Arafat struggles to assert authority

30 November 2001

Palestinian leader Yasser Arafat has bowed to sustained US and Israeli pressure and has committed himself to enforcing a cessation of all armed attacks on Israelis. His 16 December televised speech announcing the new crackdown came after Israel had responded to the latest spate of Palestinian attacks in Jerusalem, Haifa and the West Bank by declaring that Arafat was no longer a relevant political figure. Arafat made some progress in the days after his declaration, securing pledges from radical groups that they were prepared to halt suicide attacks.

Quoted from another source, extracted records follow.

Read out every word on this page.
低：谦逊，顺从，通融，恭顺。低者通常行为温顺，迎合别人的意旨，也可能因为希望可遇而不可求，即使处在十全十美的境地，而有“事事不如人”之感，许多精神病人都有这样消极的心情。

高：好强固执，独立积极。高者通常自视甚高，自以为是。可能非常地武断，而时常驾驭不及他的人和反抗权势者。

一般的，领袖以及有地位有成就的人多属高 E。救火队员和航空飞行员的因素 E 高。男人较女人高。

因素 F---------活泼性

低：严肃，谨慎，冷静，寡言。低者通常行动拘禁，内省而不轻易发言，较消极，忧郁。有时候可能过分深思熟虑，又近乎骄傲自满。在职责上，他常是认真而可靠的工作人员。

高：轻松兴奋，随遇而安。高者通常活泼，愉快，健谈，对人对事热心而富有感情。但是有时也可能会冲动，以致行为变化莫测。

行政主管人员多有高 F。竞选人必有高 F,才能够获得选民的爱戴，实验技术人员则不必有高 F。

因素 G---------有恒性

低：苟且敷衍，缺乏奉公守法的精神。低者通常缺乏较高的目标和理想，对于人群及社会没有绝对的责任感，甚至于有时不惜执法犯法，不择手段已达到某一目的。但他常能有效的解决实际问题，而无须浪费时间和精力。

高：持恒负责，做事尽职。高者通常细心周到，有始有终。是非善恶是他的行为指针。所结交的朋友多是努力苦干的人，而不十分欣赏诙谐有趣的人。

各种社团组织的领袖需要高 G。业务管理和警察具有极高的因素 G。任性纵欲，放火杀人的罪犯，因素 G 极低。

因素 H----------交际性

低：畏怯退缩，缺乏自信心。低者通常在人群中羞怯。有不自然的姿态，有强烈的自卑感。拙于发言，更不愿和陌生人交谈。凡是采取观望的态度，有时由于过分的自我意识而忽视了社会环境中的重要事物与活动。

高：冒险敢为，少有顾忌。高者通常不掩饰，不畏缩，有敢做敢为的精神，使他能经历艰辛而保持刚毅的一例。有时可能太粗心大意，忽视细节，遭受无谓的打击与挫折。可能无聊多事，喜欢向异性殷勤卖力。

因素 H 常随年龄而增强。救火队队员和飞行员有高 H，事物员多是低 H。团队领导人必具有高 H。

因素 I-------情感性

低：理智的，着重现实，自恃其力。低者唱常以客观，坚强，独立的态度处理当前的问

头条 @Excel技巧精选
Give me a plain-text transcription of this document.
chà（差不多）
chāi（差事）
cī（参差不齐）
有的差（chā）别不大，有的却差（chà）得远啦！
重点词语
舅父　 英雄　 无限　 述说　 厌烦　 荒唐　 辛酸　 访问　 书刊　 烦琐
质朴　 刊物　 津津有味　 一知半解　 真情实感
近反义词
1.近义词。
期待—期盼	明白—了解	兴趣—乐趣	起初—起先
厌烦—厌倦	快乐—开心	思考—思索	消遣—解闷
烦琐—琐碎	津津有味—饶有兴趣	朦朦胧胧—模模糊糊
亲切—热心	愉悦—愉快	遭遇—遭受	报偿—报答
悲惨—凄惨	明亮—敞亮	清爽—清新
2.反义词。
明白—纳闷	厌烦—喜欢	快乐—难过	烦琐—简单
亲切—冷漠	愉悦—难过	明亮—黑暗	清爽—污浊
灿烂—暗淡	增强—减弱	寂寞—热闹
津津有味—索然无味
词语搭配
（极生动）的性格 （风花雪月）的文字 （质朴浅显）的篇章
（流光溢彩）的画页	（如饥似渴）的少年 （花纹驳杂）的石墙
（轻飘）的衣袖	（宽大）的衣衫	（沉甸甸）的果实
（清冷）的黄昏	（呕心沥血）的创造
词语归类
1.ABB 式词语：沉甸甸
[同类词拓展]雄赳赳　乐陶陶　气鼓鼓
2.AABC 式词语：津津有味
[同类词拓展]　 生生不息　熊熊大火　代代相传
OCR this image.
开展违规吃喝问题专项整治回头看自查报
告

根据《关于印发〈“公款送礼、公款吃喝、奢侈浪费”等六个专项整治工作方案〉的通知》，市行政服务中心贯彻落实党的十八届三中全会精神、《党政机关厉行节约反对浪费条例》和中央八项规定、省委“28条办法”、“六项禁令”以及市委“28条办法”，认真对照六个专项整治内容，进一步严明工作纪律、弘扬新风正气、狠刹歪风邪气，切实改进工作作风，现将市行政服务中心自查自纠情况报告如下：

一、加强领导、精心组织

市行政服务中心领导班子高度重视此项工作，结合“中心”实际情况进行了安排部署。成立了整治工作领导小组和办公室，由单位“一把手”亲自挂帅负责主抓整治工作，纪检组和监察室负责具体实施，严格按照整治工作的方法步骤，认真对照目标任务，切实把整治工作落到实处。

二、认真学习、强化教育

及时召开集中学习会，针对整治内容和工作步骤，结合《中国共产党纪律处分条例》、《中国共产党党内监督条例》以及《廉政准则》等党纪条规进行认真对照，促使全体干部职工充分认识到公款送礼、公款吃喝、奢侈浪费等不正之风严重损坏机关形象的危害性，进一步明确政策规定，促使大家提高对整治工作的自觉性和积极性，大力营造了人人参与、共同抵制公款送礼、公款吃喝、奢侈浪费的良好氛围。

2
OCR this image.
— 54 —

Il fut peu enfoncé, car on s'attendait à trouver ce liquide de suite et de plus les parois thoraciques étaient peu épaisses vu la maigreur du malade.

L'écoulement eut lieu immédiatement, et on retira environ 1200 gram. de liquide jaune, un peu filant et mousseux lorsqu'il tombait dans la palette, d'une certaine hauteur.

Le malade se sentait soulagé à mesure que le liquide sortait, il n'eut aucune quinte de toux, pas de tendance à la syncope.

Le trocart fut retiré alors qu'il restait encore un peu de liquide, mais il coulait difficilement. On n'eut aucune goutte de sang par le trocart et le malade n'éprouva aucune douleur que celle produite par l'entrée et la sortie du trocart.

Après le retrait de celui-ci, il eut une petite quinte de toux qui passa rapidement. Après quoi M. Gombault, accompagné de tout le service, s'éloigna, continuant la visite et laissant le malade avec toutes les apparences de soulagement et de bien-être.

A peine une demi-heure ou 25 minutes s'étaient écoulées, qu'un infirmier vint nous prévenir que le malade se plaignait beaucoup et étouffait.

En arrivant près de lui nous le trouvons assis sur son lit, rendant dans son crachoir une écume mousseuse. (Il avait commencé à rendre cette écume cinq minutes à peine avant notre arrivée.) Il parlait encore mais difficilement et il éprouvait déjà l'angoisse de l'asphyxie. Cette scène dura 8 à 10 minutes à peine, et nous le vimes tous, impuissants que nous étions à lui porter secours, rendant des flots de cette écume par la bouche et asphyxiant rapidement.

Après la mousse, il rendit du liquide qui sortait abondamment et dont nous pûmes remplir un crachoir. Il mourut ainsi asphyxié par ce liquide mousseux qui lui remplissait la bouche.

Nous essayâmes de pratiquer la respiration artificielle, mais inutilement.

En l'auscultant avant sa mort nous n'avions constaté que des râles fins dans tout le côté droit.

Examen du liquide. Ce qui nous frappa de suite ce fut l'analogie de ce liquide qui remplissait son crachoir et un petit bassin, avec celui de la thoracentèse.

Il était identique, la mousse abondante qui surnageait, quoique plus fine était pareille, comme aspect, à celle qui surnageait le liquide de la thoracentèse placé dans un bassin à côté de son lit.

Israeli leaders did not respond directly to Arafat's new pledge, but Israeli security officials have agreed to resume contacts with their Palestinian counterparts. Israeli Defence Minister Benjamin Ben-Eliezer said on 19 December that the resumed meetings were aimed at 'exploring ways to help the Palestinian Authority [PA] in the war against terror'. However, Jibril Rajoub, the PA's security chief for the West Bank, said on 20 December that Israel had refused to stop its policy of political assassinations. Most of the recent Palestinian attacks have been in revenge for Israeli assassinations. 'They believe the world revolves around their security,' Rajoub said. 'They ignore the security and stability of the other side.'

A Hamas leader in the West Bank was quoted as saying on 19 December that the movement was considering a suspension of suicide attacks. However, the Gaza branch of the movement has so far failed to endorse this position. There were clashes in Gaza on 20 December when PA officers tried to arrest Abdel-Aziz Rantissi, the leader of Hamas in Gaza.

The US gave a guarded reaction to Arafat's speech. Washington had earlier signalled its dismay at the flare-up in violence by withdrawing its special envoy, Anthony Zinni. A spokesman for President Bush said on 16 December that it was vital for Arafat's words to be followed with concrete actions.